Cada madrugada, cuando la ciudad todavía duerme, su acento madrileño le aporta una calidez particular a la pantalla de Todo Noticias. Su rostro se volvió una presencia familiar en la primera mañana de la señal —integrando el equipo de Tempraneros de 6 a 10 y participando en segmentos internacionales y de tendencias—, donde aporta datos precisos y un tono cercano que conecta de inmediato con quienes encienden la televisión para arrancar el día.
De Madrid a la pantalla de TN: una decisión por amor
El desembarco de la periodista en Buenos Aires no nació de un plan corporativo, sino de una corazonada. Nacida en Madrid en 1997, su vida cambió de rumbo cuando conoció a Facundo, un rosarino que terminó conquistando su corazón. Tras una etapa de relación a distancia y viajes cruzados, en 2020 tomó la decisión de armar las valijas y cruzar el Atlántico para apostar de lleno a la convivencia en la Argentina.
Aprender a descifrar los modismos locales y adaptarse a la dinámica porteña fue parte del proceso personal, pero en lo profesional el desafío no tardó en dar frutos. Guiada por la perseverancia, envió su currículum por plataformas digitales y logró abrirse paso en una de las señales de noticias más vistas del país, donde volcó su formación periodística hasta consolidar su propio espacio en pantalla.

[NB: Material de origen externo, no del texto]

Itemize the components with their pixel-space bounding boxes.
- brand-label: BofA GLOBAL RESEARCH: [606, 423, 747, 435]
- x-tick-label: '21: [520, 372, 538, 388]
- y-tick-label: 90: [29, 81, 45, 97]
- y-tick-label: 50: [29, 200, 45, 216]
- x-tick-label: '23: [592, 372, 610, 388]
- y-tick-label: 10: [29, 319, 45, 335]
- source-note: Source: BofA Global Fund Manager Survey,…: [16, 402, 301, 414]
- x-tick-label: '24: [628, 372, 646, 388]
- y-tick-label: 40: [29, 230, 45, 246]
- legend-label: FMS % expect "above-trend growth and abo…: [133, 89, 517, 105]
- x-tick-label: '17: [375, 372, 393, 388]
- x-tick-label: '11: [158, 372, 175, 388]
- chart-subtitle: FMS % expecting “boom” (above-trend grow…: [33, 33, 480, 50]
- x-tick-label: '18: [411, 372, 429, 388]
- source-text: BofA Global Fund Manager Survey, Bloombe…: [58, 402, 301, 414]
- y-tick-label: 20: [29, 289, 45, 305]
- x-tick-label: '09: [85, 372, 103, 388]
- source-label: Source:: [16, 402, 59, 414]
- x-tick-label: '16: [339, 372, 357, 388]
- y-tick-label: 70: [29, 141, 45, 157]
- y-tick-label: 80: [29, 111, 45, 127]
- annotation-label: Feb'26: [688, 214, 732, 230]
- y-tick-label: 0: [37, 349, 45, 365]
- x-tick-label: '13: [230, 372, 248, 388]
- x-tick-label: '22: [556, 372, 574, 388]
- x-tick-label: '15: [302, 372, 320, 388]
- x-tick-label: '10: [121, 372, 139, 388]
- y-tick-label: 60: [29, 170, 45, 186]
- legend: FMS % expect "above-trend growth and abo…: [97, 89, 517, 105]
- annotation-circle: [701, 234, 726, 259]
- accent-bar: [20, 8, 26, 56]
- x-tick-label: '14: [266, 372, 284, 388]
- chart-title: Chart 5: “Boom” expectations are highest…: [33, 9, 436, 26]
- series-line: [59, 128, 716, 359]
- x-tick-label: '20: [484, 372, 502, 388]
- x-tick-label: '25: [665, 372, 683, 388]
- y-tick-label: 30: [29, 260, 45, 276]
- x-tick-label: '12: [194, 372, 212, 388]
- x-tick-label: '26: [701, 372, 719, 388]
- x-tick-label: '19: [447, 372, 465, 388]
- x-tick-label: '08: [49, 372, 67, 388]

El desafío de la madrugada y el rol de mamá
En el verano de 2025, la vida de la comunicadora dio un giro fundamental con la llegada de Olivia, su primera hija con Facundo. La maternidad reconfiguró su rutina y sumó una nueva faceta que suele compartir con naturalidad tanto al aire como en sus redes sociales, donde muestra postales cotidianas del crecimiento de la beba.

Organizar los horarios de la primera mañana con la crianza de una beba pequeña implica una logística fina. Con humor y soltura, ha llegado a comentar al aire que la pequeña sacó rasgos físicos del padre, pero mantiene la tranquilidad y el carácter de la madre. Entre madrugones, tazas de café y cochecitos, la periodista atraviesa un momento vital de plenitud en el que su faceta familiar y su carrera caminan a la par.

Una voz propia en el vivo diario
Con su naturalidad frente a cámara, Elena logró construir un vínculo de gran complicidad con el público. La mezcla de su mirada internacional con la adopción cotidiana de las costumbres locales —desde el mate hasta el léxico nuestro— la transformaron en una figura querida del noticiero, demostrando que cuando el talento y el afecto se cruzan, cualquier lugar del mundo puede convertirse en un verdadero hogar.